My father was neither an ally nor a confidant, but it seemed backward to me that this hardworking man would be relegated to the sofa while my lazy mother got the king-size bed. I resented her for that, but she seemed immune to guilt and shame. I think she got away with so much because she was beautiful. She looked like Lee Miller if Lee Miller had been a bedroom drunk. I assume she blamed my father for ruining her life—she got pregnant and dropped out of college to marry him. She didn’t have to, of course. I was born in August 1973, seven months after Roe v. Wade. Her family was the country club brand of alcoholic Southern Baptists—Mississippi loggers on one side, Louisiana oilmen on the other—or else, I assumed, she would have aborted me. My father was twelve years older than my mother. She’d been just nineteen years old and already four months pregnant when they got married. I’d figured that out as soon as I could do the math. Stretch marks, loose skin, scars across her belly she said looked like “a raccoon had disemboweled her,” glaring at me as if I’d wrapped my umbilical cord around my neck on purpose. Maybe I did. “You were blue when they cut me open and pulled you out. After all the hell I went through, the consequences, your father, and the baby goes and dies? Like dropping a pie on the floor as soon as you pull it out of the oven.”
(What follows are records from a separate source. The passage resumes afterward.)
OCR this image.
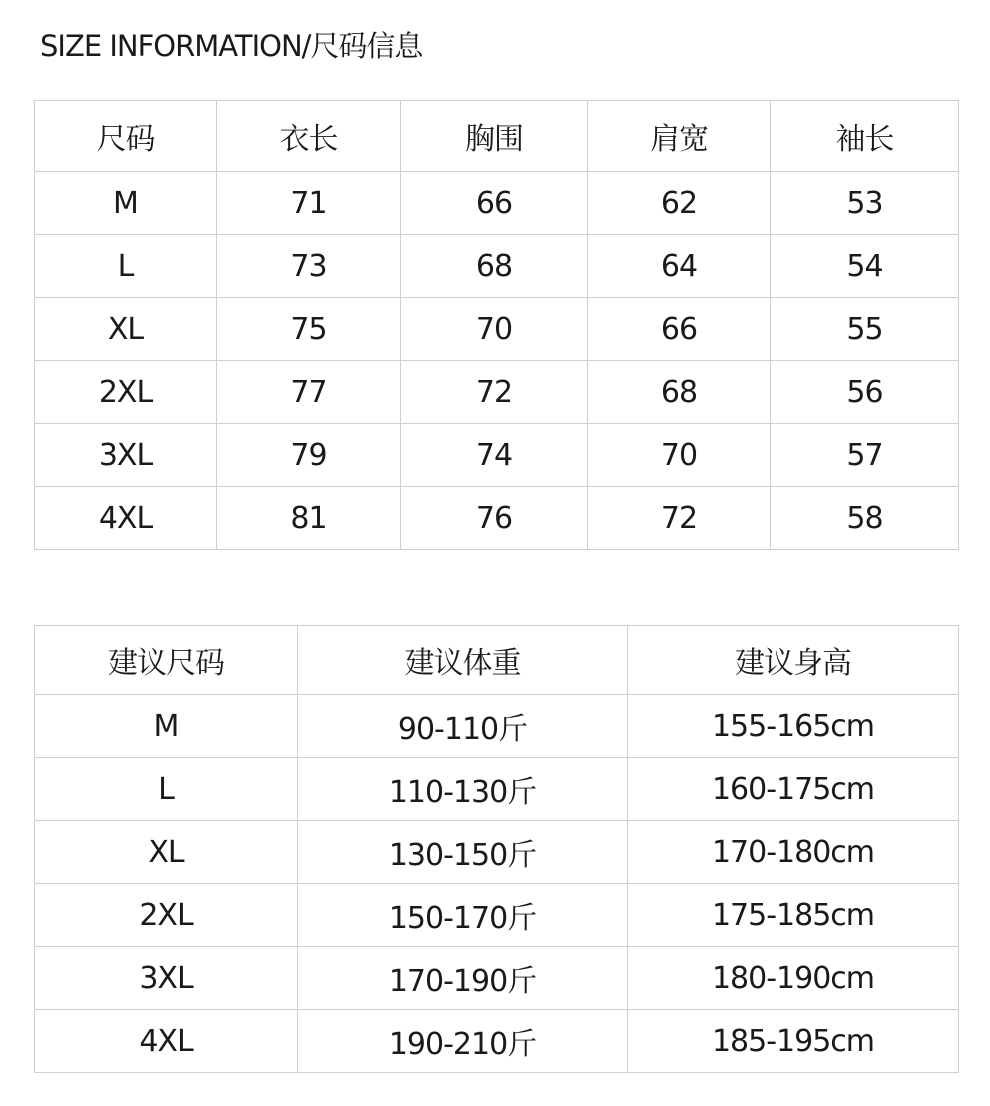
SIZE INFORMATION/尺码信息
尺码	衣长	胸围	肩宽	袖长
M	71	66	62	53
L	73	68	64	54
XL	75	70	66	55
2XL	77	72	68	56
3XL	79	74	70	57
4XL	81	76	72	58
建议尺码	建议体重	建议身高
M	90-110斤	155-165cm
L	110-130斤	160-175cm
XL	130-150斤	170-180cm
2XL	150-170斤	175-185cm
3XL	170-190斤	180-190cm
4XL	190-210斤	185-195cm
The only intellectual exercise my mother got was doing crossword puzzles. She’d come out of the bedroom some nights to ask my father for hints. “Don’t tell me the answer. Just tell me what the word sounds like,” she’d say. As a professor, my father was good at guiding people to their own conclusions. He was dispassionate, sulky, even a little snide at times. I took after him. My mother did say once we were both “stone wolves.” But she herself had a cold aura, too. I don’t think she realized it. None of us had much warmth in our hearts. I was never allowed to have any pets. Sometimes I think a puppy might have changed everything. My parents died one after the other my junior year of college—first my dad from cancer, then my mother from pills and alcohol six weeks later.
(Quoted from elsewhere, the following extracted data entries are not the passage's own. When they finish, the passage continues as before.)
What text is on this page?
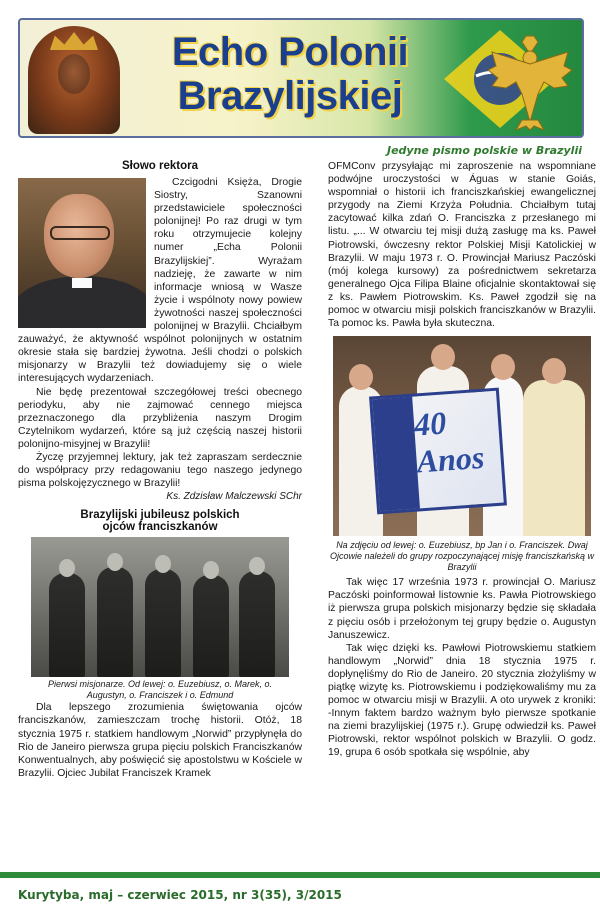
Echo Polonii
Brazylijskiej
Jedyne pismo polskie w Brazylii
Słowo rektora

Czcigodni Księża, Drogie Siostry, Szanowni przedstawiciele społeczności polonijnej! Po raz drugi w tym roku otrzymujecie kolejny numer „Echa Polonii Brazylijskiej”. Wyrażam nadzieję, że zawarte w nim informacje wniosą w Wasze życie i wspólnoty nowy powiew żywotności naszej społeczności polonijnej w Brazylii. Chciałbym zauważyć, że aktywność wspólnot polonijnych w ostatnim okresie stała się bardziej żywotna. Jeśli chodzi o polskich misjonarzy w Brazylii też dowiadujemy się o wiele interesujących wydarzeniach.

Nie będę prezentował szczegółowej treści obecnego periodyku, aby nie zajmować cennego miejsca przeznaczonego dla przybliżenia naszym Drogim Czytelnikom wydarzeń, które są już częścią naszej historii polonijno-misyjnej w Brazylii!

Życzę przyjemnej lektury, jak też zapraszam serdecznie do współpracy przy redagowaniu tego naszego jedynego pisma polskojęzycznego w Brazylii!

Ks. Zdzisław Malczewski SChr
Brazylijski jubileusz polskich ojców franciszkanów
Pierwsi misjonarze. Od lewej: o. Euzebiusz, o. Marek, o. Augustyn, o. Franciszek i o. Edmund

Dla lepszego zrozumienia świętowania ojców franciszkanów, zamieszczam trochę historii. Otóż, 18 stycznia 1975 r. statkiem handlowym „Norwid” przypłynęła do Rio de Janeiro pierwsza grupa pięciu polskich Franciszkanów Konwentualnych, aby poświęcić się apostolstwu w Kościele w Brazylii. Ojciec Jubilat Franciszek Kramek

OFMConv przysyłając mi zaproszenie na wspomniane podwójne uroczystości w Águas w stanie Goiás, wspomniał o historii ich franciszkańskiej ewangelicznej przygody na Ziemi Krzyża Południa. Chciałbym tutaj zacytować kilka zdań O. Franciszka z przesłanego mi listu. „... W otwarciu tej misji dużą zasługę ma ks. Paweł Piotrowski, ówczesny rektor Polskiej Misji Katolickiej w Brazylii. W maju 1973 r. O. Prowincjał Mariusz Paczóski (mój kolega kursowy) za pośrednictwem sekretarza generalnego Ojca Filipa Blaine oficjalnie skontaktował się z ks. Pawłem Piotrowskim. Ks. Paweł zgodził się na pomoc w otwarciu misji polskich franciszkanów w Brazylii. Ta pomoc ks. Pawła była skuteczna.
40 Anos
Na zdjęciu od lewej: o. Euzebiusz, bp Jan i o. Franciszek. Dwaj Ojcowie należeli do grupy rozpoczynającej misję franciszkańską w Brazylii

Tak więc 17 września 1973 r. prowincjał O. Mariusz Paczóski poinformował listownie ks. Pawła Piotrowskiego iż pierwsza grupa polskich misjonarzy będzie się składała z pięciu osób i przełożonym tej grupy będzie o. Augustyn Januszewicz.

Tak więc dzięki ks. Pawłowi Piotrowskiemu statkiem handlowym „Norwid” dnia 18 stycznia 1975 r. dopłynęliśmy do Rio de Janeiro. 20 stycznia złożyliśmy w piątkę wizytę ks. Piotrowskiemu i podziękowaliśmy mu za pomoc w otwarciu misji w Brazylii. A oto urywek z kroniki: -Innym faktem bardzo ważnym było pierwsze spotkanie na ziemi brazylijskiej (1975 r.). Grupę odwiedził ks. Paweł Piotrowski, rektor wspólnot polskich w Brazylii. O godz. 19, grupa 6 osób spotkała się wspólnie, aby

Kurytyba, maj – czerwiec 2015, nr 3(35), 3/2015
All of this, the tragedy of my past, came reeling back with great force that night I woke up in the supply closet at Ducat for the last time.
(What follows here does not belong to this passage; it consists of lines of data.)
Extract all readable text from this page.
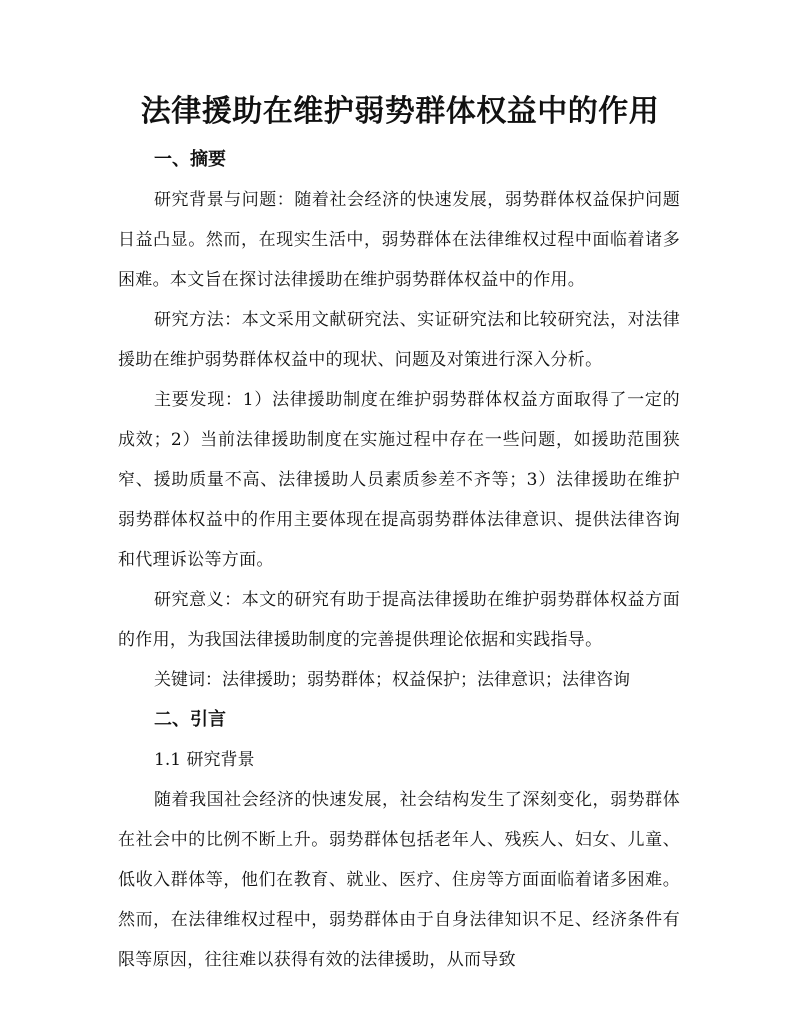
法律援助在维护弱势群体权益中的作用
一、摘要

研究背景与问题：随着社会经济的快速发展，弱势群体权益保护问题日益凸显。然而，在现实生活中，弱势群体在法律维权过程中面临着诸多困难。本文旨在探讨法律援助在维护弱势群体权益中的作用。

研究方法：本文采用文献研究法、实证研究法和比较研究法，对法律援助在维护弱势群体权益中的现状、问题及对策进行深入分析。

主要发现：1）法律援助制度在维护弱势群体权益方面取得了一定的成效；2）当前法律援助制度在实施过程中存在一些问题，如援助范围狭窄、援助质量不高、法律援助人员素质参差不齐等；3）法律援助在维护弱势群体权益中的作用主要体现在提高弱势群体法律意识、提供法律咨询和代理诉讼等方面。

研究意义：本文的研究有助于提高法律援助在维护弱势群体权益方面的作用，为我国法律援助制度的完善提供理论依据和实践指导。

关键词：法律援助；弱势群体；权益保护；法律意识；法律咨询

二、引言
1.1 研究背景

随着我国社会经济的快速发展，社会结构发生了深刻变化，弱势群体在社会中的比例不断上升。弱势群体包括老年人、残疾人、妇女、儿童、低收入群体等，他们在教育、就业、医疗、住房等方面面临着诸多困难。然而，在法律维权过程中，弱势群体由于自身法律知识不足、经济条件有限等原因，往往难以获得有效的法律援助，从而导致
It was ten at night and everyone had gone home. I trudged up the dark stairway to clean out my desk. There was no sadness or nostalgia, only disgust that I’d wasted so much time on unnecessary labor when I could have been sleeping and feeling nothing. I’d been stupid to believe that employment would add value to my life. I found a shopping bag in the break room and packed up my coffee mug, the spare change of clothes I kept in my desk drawer along with a few pairs of high heels, panty hose, a push-up bra, some makeup, a stash of cocaine I hadn’t used in a year. I thought about stealing something from the gallery—the Larry Clark photo hanging in Natasha’s office, or the paper cutter. I settled on a bottle of champagne—a lukewarm, and therefore appropriate, consolation.

I turned off all the lights, set the alarm, and walked out. It was a cool early-summer night. I lit a cigarette and stood facing the gallery. The lasers weren’t on, but through the glass I could see the tall white poodle that looked out onto the sidewalk. It was baring its teeth, with one gold fang glinting in the light of the streetlamp. There was a red velvet bow tied around its little bouffant hairdo. Suddenly, a feeling rose up in me. I tried to squash it down, but it nestled into my bowels. “Pets just make messes. I don’t want to have to go around picking dog hairs out of my teeth,” I remembered my mother saying.

“Not even a goldfish?”

“Why? Just to watch it swim around and die?”